La ligne de grains est, comme son nom le laisse transparaître, une organisation multicellulaire de plusieurs grains qui se soudent entre eux pour former une ligne assez fine mais parfois longue de plusieurs dizaines, voire centaines de kilomètres. Elle se déplace généralement rapidement et plus ou moins perpendiculairement à son extension. On les observe en toute saison, notamment en hiver.

Les échos en bleu foncé composent une ligne de grains traversant l'est de la Belgique la nuit du 13 au 14 janvier 2015, donnant des orages particulièrement bruyants sur la région liégeoise (source: Buienradar).

Front NCFR

Pour Narrow cold front rainband (bande étroite de front froid). Il est semblable à la ligne de grains, mais est avant tout une organisation synoptique avant d'être liée à la convection. Le front NCFR doit son existence à la quasi seule dynamique atmosphérique. La ligne formée est beaucoup plus régulière et "lisse" qu'une ligne de grains, et n'est pas forcément orageuse sur toute sa longueur. Par contre, elle peut être le siège de phénomènes venteux brutaux. Elle est de plus liée à un front froid là où la ligne de grains a tendance à ne pas l'être, mais ce n'est pas systématique.

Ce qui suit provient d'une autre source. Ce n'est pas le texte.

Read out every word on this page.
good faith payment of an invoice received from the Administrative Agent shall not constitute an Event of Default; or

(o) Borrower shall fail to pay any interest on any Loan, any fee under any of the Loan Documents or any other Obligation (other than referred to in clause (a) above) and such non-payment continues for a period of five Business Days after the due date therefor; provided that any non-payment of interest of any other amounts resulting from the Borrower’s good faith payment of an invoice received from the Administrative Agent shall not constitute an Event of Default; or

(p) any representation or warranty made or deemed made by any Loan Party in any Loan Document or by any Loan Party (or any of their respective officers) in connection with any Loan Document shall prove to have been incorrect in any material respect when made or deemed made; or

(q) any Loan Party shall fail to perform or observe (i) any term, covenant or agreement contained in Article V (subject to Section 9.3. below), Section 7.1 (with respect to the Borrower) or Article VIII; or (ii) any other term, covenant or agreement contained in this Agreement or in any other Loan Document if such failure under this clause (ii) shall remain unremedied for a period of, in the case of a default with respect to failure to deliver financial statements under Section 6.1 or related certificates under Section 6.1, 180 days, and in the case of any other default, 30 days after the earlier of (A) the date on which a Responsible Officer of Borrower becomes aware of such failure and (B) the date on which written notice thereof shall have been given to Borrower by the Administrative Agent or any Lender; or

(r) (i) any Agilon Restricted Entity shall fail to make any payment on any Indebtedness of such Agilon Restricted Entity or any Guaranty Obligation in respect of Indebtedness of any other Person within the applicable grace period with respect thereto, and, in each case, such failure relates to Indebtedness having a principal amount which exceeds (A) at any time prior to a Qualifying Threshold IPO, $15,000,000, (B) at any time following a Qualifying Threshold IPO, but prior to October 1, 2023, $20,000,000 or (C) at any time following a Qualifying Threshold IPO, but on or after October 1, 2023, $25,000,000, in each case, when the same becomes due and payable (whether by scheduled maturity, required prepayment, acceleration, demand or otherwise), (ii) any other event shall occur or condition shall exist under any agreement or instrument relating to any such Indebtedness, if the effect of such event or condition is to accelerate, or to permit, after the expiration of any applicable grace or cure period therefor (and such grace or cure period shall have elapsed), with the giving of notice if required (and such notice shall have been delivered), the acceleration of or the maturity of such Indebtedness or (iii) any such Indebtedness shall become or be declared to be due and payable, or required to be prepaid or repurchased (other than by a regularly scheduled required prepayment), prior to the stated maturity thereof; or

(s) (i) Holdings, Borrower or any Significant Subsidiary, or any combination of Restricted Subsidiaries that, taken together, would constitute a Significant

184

Un front NCFR traversant le nord de la Belgique l'après-midi du 28 janvier 2015. La ligne semble plus régulière, mais c'est ici l'appartenance à un front froid qui permet d'affirmer la nature de l'organisation orageuse (source: Buienradar).

Echo en arc

En anglais, on parle de "bow echo". Il s'agit d'une ligne de grains prenant une forme arquée sur une partie ou sur la totalité de sa longueur. De par sa nature, le bow echo est souvent le siège de violentes bourrasques.

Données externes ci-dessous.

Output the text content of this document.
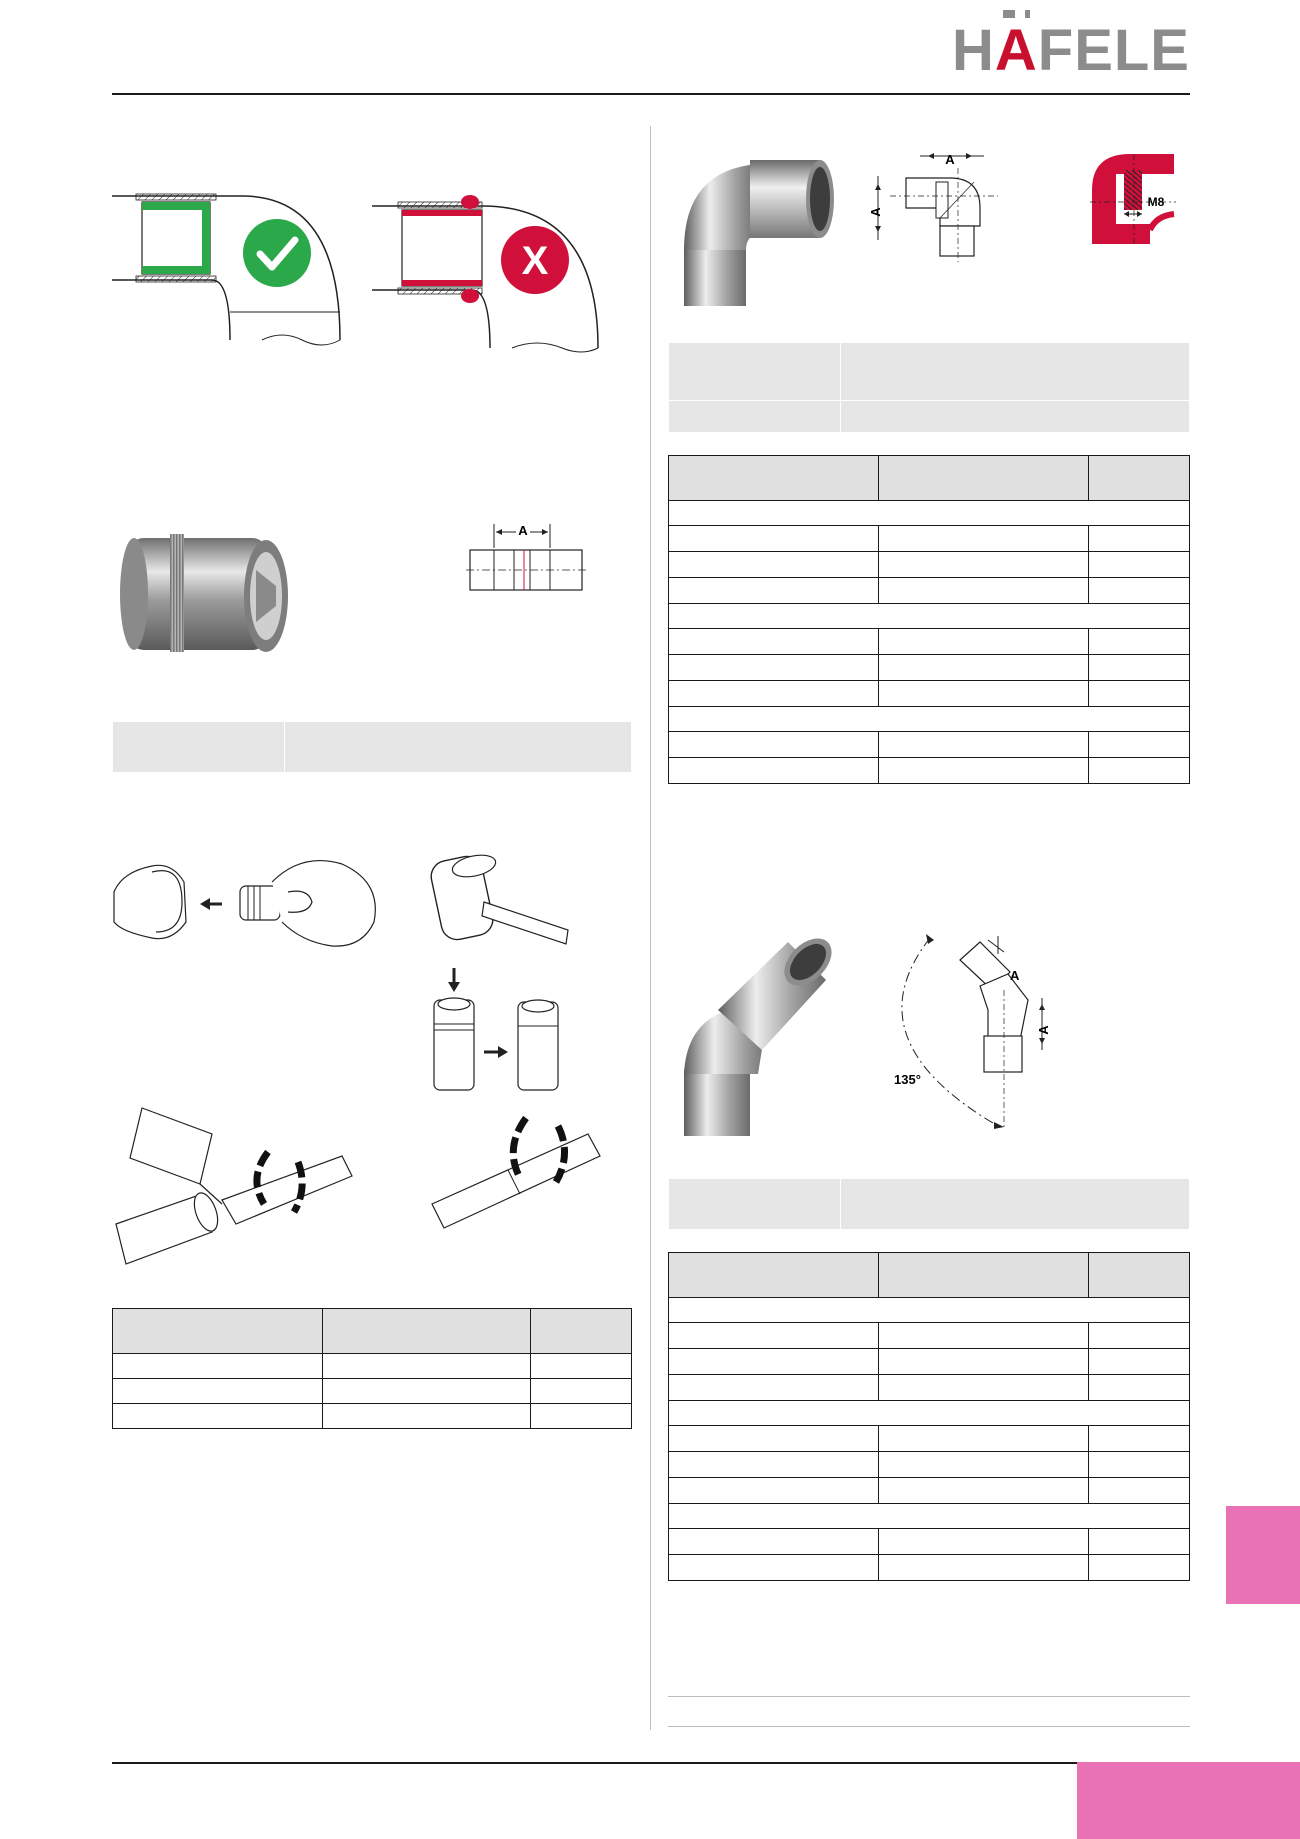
HAFELE
X
A

A
A
M8

135°
A
A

Bow echo (flèche en noir) au sein d'une ligne de grains le 3 janvier 2014 (source: Buienradar).

Echo en virgule

Pour Comma echo en anglais. Plus rare, il évolue à partir d'un écho en arc et, comme son nom l'indique, prend la forme d'une grande virgule avec, dans la tête à son extrémité nord, un risque de tornade accru.

LEWP

Pour Line Echo Wave Pattern (échos en forme de vagues). Il s'agit d'une ligne de grains présentant des ondulations sur sa longueur, parfois découpée en échelons disposé en quinconce les uns par rapport aux autres. Ce sont des structures en général violentes et très venteuses.

LEWP sur le centre-sud de la Belgique en début de soirée du 1er octobre 2016. Les ondulations le long de la ligne permettent de l'identifier comme tel (source: Meteoservices).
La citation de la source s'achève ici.